Resumindo: o que fazer quando a inflação está persistentemente abaixo da meta ao mesmo tempo que se formam bolhas de ativos, na bolsa ou em crédito? Como agir? Não seria melhor adiar a elevação dos juros e ao mesmo tempo suspender o reinvestimento em novas compras de títulos por parte do FED, elevando assim o prêmio de prazo, para evitar a formação de bolhas? Mr Greenspan viveu este dilema após o estouro da bolha da internet no início deste século, e optou por deixar os juros de longo prazo baixos (o tal do conundrum), o que pode ter levado os EUA à bolha imobiliária de 2008 e toda a exuberância irracional. Será que os EUA entraram num ciclo vicioso, do tipo que para sair de uma crise gerada pelo estouro de uma bolha eles precisam gerar outra?

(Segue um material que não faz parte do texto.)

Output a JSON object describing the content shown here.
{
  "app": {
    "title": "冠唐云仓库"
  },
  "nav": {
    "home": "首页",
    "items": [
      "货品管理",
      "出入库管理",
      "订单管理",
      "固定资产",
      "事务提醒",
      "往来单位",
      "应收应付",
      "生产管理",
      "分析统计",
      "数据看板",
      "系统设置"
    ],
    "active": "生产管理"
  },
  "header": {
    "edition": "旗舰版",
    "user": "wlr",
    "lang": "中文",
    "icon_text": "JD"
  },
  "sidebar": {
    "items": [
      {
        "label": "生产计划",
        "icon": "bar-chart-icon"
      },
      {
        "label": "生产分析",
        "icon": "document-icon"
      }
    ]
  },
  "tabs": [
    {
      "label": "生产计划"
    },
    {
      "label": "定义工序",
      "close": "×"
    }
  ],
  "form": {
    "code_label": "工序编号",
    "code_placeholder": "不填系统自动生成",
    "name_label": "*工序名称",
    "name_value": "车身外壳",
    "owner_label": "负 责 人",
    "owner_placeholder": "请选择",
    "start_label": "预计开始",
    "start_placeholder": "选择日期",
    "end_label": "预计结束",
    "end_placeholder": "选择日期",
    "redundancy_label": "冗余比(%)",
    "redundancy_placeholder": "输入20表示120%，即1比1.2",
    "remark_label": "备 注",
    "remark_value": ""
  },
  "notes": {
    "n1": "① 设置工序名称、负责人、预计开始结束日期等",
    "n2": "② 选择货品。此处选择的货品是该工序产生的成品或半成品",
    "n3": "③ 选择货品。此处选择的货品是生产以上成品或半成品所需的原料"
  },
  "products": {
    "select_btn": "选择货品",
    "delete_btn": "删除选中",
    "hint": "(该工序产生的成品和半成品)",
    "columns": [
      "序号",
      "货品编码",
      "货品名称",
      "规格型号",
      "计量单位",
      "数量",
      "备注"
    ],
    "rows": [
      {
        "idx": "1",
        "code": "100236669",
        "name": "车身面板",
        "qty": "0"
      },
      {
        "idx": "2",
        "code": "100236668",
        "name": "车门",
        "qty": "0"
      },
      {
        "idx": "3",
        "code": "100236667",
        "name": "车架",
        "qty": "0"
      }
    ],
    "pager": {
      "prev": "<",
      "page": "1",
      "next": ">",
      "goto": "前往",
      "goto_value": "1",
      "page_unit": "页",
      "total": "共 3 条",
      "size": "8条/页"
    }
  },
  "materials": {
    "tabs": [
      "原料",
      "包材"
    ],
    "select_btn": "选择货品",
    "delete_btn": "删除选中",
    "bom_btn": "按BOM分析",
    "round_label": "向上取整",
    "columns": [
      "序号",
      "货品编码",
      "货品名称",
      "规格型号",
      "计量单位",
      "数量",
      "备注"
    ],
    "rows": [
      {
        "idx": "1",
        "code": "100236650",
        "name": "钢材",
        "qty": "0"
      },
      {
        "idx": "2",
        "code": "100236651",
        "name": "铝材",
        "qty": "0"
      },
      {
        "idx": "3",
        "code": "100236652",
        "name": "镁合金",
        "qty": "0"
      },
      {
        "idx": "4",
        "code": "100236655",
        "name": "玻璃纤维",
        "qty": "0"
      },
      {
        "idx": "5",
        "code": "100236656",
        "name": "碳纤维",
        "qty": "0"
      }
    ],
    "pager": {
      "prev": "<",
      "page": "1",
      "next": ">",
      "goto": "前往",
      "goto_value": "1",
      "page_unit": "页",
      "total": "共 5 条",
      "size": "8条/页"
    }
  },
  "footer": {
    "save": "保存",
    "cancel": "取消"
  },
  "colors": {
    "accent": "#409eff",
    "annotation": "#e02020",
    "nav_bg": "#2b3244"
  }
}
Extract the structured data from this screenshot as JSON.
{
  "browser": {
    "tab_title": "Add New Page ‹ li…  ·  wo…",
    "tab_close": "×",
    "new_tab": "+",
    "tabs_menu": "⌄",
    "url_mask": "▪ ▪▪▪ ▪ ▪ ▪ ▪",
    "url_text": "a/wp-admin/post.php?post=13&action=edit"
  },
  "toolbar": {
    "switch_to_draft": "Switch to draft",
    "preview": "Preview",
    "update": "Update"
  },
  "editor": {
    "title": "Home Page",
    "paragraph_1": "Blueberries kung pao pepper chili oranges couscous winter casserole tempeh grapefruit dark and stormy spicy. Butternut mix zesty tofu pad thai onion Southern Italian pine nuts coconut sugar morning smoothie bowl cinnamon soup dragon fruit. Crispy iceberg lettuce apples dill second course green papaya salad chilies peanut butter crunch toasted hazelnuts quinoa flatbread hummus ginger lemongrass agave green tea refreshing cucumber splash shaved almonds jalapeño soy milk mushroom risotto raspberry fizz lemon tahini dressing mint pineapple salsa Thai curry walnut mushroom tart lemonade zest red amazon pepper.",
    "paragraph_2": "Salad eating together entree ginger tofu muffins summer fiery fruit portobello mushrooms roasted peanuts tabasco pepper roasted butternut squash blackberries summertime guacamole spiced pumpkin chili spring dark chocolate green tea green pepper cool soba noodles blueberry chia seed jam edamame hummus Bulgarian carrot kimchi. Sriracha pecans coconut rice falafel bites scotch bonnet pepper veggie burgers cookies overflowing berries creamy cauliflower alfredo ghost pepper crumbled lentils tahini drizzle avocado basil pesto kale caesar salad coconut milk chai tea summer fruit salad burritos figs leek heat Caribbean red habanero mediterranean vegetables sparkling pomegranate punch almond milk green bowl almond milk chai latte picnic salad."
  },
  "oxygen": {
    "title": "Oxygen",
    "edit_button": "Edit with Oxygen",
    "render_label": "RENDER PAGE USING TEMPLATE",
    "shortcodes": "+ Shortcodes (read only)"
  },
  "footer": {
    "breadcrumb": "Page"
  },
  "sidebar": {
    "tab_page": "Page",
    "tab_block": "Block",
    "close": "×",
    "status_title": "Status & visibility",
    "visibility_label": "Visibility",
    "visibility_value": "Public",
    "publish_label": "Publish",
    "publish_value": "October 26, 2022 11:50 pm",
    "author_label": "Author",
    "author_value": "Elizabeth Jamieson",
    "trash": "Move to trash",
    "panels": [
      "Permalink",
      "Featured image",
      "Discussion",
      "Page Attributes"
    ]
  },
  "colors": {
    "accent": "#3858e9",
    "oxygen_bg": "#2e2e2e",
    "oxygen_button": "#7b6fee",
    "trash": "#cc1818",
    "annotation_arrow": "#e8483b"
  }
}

Enfim, o debate do FED vai entrar numa fase mais desafiadora, pois o caminho para a normalização dos juros é cheio de incertezas quanto a seu timing, intensidade e forma. O FED está navegando por mares nunca antes navegados. O trabalho da Senhora Yellen não será moleza não: se ela se afobar e apertar rápido demais a liquidez, a economia americana pode afundar. Se ela demorar para apertar, bolhas podem se formar. Ou seja, o bicho está mesmo solto no FOMC.